Another issue is that the federal government has allowed more than 100 coronavirus tests into the marketplace without full review. Many of these tests are sub-standard or worse. https://wapo.st/3c7V4TC

The lesson is clear, although the solutions are complicated and will, as with all major changes, take time. The United States should never again allow itself to be dependent on any foreign country for critical medical supplies. There will, of course, be a price to be paid for achieving this. Some things likely will cost more to produce here than in the “labor mills” of China. Americans will not willingly submit to the mass-production practices, and attendant low wages and poor working conditions, that dominate Chinese and other Far East manufacturing processes. So be it. Related to this is the question of foreign ownership of American companies, a readily available backdoor to foreign control of American business. We have to learn and change or face these problems all over again.

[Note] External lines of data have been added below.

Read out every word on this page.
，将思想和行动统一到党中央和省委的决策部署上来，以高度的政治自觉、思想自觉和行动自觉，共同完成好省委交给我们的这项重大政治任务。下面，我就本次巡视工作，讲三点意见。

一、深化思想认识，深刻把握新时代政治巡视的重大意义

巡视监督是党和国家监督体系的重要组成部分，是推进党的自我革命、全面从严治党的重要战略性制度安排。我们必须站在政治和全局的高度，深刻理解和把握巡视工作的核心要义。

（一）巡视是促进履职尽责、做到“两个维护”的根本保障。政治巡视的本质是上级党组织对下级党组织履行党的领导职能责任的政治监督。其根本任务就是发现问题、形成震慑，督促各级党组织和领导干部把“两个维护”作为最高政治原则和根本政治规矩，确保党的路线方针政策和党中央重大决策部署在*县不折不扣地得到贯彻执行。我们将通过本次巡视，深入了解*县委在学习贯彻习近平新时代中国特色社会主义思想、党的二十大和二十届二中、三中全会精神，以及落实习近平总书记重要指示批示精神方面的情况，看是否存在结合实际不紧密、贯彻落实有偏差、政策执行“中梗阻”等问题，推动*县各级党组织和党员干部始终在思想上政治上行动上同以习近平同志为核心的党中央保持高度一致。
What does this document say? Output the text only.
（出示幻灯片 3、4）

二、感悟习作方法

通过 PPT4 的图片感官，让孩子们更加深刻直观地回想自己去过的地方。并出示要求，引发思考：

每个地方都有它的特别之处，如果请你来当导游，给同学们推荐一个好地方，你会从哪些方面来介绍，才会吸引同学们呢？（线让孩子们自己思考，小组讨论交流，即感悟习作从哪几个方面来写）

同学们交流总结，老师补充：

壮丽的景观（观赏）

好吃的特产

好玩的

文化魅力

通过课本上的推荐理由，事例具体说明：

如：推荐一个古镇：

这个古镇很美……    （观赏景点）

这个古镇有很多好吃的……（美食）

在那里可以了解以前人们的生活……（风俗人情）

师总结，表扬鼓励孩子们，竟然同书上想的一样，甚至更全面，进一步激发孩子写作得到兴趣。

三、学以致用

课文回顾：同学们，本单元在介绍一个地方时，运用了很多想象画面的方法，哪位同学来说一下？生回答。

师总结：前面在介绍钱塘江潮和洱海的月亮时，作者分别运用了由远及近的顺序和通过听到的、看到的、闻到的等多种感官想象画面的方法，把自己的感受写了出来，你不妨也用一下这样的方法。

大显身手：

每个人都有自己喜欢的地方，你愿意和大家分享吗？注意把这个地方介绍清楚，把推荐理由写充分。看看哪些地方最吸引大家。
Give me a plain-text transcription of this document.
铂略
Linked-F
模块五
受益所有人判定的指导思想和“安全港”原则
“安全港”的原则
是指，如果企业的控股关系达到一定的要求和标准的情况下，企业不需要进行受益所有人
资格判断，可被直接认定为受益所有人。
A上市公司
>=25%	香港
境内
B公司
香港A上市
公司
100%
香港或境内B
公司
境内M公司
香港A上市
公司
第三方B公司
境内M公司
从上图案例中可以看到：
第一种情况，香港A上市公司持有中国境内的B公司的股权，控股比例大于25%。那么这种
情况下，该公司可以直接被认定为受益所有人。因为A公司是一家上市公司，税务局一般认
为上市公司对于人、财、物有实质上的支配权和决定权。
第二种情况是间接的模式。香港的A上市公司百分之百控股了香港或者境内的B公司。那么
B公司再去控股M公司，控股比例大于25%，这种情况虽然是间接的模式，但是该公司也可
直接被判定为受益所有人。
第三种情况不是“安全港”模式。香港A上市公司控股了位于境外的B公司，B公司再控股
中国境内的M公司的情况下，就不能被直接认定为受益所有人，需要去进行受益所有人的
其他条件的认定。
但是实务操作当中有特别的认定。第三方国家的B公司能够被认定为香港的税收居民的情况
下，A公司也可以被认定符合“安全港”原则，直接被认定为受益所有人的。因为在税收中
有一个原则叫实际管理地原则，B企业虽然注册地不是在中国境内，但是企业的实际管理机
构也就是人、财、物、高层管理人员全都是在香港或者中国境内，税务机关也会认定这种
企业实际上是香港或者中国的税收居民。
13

Tying Access to Health Insurance to Employment

Most Americans of working age buy health insurance provided/purchased through their employer. Putting aside ongoing issues of price/quality and coverage of options, not to mention extraordinary complexity of what is and is not covered, the real problem with this system is that when you lose your job, you lose your insurance as well. In normal circumstances, you have the option of paying for interim coverage through the COBRA program but there is no employer contribution, so the premiums are extremely high. There is also a time limit. COBRA can be a life-saver but it is economically challenging to put it mildly and highly disruptive.

The root problem is the connection between employment and insurance. There is no reason I know that this connection is immutable. Other systems exist in developed countries and seem to produce adequate or even superior protection for insureds. I am not an expert in all this, but it seems clear from the public dialogue about this that many people are invested in the current system, including the insurance companies. Many people are also opposed to greater direct government involvement on the grounds that it is “socialism.” The result is that the public discussion has partisan and irrational components that prevent a rational consideration of alternatives.

Of course, there is the issue of Obamacare that was intended to, among other things, give people the option of obtaining healthcare independent of an employer. In the gig economy that’s vital because so many people are independent contractors. When everyone’s health is tied together, as it is in a pandemic, we should be very concerned about people without health insurance and sick leave, but the Trump administration is working very hard to destroy Obamacare without proposing a replacement. Trump has, of course, denied that he is trying to end Obamacare and in particular has denied that he wants to eliminate insurance coverage of pre-existing conditions. Trump is lying about that. The Department of Justice is actively pressing litigation that would do precisely what Trump says he is not trying to do.

It is, however, clear that viable alternatives to the present system, whether it is Obamacare or something else, do exist and should be evaluated in a calmer, more rational way. I don’t know how to get there, but our society as a whole is paying a dear price for its failure to address this issue. The pandemic that has, as of this writing, led to nearly 40 million unemployed persons, has pushed evaluation of this issue to the top of the list of “must do” tasks as the United States tries to figure out what its future will be.